The team press release quoted Michael throwing the blame squarely at Damon: "I think what Damon did was totally unnecessary. In fact it was really stupid. There was no room for two cars and there is no place to overtake there. If I hadn't been there I think he would have gone straight into the gravel. So, he had absolutely no reason to attempt an overtaking move at that time."

That was a valid point and one of which Damon was well aware. So why did Damon make the move?

"It was just a racing accident," said Damon. "I thought I saw an opportunity that I could take advantage of, but I am afraid that Michael is a harder man to pass than that and we had an accident."

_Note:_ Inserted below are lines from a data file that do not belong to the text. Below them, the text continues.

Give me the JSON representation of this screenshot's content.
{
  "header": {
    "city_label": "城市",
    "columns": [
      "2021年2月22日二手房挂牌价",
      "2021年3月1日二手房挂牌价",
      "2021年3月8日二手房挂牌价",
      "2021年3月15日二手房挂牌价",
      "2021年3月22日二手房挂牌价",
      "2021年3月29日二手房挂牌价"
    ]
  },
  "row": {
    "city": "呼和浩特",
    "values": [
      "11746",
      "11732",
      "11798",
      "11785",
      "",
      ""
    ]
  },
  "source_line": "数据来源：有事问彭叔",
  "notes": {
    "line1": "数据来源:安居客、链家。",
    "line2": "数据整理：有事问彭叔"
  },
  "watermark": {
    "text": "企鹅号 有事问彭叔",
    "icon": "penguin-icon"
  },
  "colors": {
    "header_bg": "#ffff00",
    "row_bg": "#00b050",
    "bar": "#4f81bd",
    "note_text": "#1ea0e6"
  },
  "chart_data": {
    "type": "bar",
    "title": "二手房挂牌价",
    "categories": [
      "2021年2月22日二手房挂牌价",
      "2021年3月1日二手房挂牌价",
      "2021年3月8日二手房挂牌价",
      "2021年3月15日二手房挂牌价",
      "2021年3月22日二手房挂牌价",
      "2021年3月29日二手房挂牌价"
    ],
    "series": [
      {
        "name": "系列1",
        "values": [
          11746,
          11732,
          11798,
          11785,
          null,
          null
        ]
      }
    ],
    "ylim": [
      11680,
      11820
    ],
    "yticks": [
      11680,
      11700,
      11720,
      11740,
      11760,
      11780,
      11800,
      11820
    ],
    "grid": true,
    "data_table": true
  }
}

Some of the people in the F1 paddock reckoned that on the lap before the accident Michael brake-tested Damon at Becketts and that the crash was also deliberate. If both retired neither would get points and so Schumacher would keep his 11 point lead in the championship. If Damon had got ahead the gap in the title race would be down to seven points and Hill could conceivably be in a position to take the lead in the World Championship at Hockenheim.

It all sounds rather unlikely, but the problem for Michael is that people actually believe that he is capable of such a move. Hill had absolutely nothing to gain from a wild move and the signs before the crash indicated that Michael was not going to be able to hold Damon back. He was locking wheels left, right and center before the collision and Hill closed on him like a hawk on a homing pigeon. The gap between them went down from 1.5s on lap 42 to 0.7s on lap 43 and 0.4s on lap 44. On lap 45, Michael was fractionally faster (on account of Michael's sudden slowing up through Becketts). On lap 46 came the crash.

The stewards later issued severe reprimands to both drivers - which was a very strange decision for a racing accident. They seemed to think that both drivers had been deliberately at fault: Schumacher luring him into the trap and Hill diving in, not caring if the move was successful.